У всех волосы стали дыбом, а бедный Телец, упав на колени, произнес дрожащими устами: «Виновен, злополучный я! Впредь потщусь исправить вину мою двойным вспоможением». Едва кончил он слова свои, как двери с треском отворились. Мы вскочили, чая видеть целый полк духов, идущих карать преступного Тельца, но не мало смутились, а особливо я, увидя Куроумова, вошедшего в комнату с страшною свитою усатых драгунов с предлинными алебардами. Некоторые несли горящие факелы. Куроумов сколько мог кричал: «Вот скопище воров и разбойников! Здесь-то совершают они душепагубные свои чародейства! Пуще всего ловите проклятого Козерога! Он — самый злой мошенник и обманщик!»

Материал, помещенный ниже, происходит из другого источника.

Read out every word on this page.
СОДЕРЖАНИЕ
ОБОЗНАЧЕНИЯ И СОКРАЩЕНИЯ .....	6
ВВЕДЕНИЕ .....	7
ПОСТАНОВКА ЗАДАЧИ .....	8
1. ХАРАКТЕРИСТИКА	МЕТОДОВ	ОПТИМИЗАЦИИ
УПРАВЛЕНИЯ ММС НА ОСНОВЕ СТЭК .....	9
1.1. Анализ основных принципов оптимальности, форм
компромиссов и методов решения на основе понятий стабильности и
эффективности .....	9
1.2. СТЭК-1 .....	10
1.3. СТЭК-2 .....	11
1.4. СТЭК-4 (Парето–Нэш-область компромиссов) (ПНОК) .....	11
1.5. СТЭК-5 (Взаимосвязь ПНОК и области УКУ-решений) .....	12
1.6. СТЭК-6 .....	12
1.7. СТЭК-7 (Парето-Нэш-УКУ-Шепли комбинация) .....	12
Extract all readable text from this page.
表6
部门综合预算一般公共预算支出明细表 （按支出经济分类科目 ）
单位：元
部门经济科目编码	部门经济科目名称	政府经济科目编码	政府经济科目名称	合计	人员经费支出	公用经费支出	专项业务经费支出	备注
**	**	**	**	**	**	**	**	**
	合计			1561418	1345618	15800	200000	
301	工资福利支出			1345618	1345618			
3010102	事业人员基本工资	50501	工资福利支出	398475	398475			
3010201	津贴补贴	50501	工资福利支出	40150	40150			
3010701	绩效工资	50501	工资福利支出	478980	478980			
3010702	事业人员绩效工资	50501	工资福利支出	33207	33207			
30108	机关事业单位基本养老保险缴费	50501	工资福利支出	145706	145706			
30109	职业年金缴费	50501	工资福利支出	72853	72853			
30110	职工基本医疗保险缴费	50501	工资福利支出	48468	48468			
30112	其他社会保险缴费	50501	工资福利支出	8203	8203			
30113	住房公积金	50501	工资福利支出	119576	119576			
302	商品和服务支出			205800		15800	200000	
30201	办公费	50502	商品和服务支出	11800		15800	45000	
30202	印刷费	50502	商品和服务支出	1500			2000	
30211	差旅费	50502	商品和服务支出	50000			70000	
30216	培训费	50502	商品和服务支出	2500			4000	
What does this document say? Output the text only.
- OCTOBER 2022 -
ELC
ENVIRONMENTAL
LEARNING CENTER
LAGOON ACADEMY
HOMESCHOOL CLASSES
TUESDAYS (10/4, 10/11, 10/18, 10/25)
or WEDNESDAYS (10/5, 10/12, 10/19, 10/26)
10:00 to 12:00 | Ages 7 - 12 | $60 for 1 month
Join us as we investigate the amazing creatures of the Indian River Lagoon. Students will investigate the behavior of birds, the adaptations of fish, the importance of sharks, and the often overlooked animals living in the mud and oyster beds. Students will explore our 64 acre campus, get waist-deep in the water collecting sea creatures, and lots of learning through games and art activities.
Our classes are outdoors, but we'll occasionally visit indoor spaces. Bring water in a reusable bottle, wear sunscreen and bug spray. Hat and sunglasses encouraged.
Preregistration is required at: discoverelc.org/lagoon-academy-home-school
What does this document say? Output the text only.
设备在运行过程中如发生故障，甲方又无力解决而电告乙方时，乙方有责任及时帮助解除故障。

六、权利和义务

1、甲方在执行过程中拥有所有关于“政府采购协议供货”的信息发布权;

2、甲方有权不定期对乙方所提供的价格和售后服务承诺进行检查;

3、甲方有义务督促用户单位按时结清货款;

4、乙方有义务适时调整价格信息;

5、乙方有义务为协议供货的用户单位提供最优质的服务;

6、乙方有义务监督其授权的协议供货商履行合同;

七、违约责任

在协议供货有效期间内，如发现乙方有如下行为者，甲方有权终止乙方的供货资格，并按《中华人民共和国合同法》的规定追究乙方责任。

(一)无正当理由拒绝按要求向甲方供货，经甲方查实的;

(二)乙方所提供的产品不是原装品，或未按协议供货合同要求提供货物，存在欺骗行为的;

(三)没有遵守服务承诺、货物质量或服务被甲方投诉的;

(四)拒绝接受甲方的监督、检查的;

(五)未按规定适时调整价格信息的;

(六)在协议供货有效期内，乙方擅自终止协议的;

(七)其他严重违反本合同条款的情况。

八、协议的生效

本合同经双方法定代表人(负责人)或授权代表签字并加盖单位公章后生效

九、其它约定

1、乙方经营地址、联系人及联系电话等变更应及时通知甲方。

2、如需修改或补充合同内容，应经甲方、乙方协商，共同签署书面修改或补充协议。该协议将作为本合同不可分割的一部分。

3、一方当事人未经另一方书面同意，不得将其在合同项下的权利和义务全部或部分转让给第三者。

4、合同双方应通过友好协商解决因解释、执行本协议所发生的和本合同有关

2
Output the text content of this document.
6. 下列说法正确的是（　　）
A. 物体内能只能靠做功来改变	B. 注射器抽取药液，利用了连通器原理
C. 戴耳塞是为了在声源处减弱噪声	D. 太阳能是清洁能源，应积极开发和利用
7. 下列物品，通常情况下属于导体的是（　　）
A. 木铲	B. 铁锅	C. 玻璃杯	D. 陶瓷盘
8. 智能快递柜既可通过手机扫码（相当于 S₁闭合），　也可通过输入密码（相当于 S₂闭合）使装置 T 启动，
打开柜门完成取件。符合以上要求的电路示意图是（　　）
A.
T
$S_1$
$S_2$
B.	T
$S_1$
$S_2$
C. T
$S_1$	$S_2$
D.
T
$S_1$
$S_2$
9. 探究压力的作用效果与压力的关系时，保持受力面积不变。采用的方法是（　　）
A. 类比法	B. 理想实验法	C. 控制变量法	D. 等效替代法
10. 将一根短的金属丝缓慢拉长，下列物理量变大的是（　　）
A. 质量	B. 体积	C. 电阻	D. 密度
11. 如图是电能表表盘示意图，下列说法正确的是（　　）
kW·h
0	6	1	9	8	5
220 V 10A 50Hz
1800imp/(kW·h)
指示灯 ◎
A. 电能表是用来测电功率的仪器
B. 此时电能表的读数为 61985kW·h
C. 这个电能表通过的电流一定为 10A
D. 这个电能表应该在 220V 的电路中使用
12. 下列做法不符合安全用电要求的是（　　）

Кажется, лишнее будет сказывать, что мы с первым его появлением бросились стремглав с места и старались скрыться. Так-то чиста была совесть у просветителей мира. Стулья падали, мы на стулья, общий шум, крик — словом, целый ад вселился. Да как и быть иначе в доме духов? В дверях мы стеснились; последние давали мне изрядные тумаки в спину, понуждая быть проворнее, я тем же платил передним и, выбравшись в другую, там в третью и четвертую комнату, пустился искать выхода из сего вертепа, трепеща в каждом суставе. С лестницы всходил я на лестницу; где было заперто, ломал двери и беспрестанно проклинал просвещение, которое знакомит с правосудием. Слава богy, что я, продолжая любить Ликорису, хотел уже несколько польстить страсти ее к золоту, почему, отсчитав двести червонных, взял с собою, как задаток тех несчетных богатств, коих ожидал от державного моего родителя, царя индейского. Я очень предвидел теперь, что мне не для чего возвращаться в дом к Доброславову. Его очень хорошо знал мстительный Куроумов. Довольно с меня просвещения! Пора кинуть смотреть духов, пока сам не сделался духом.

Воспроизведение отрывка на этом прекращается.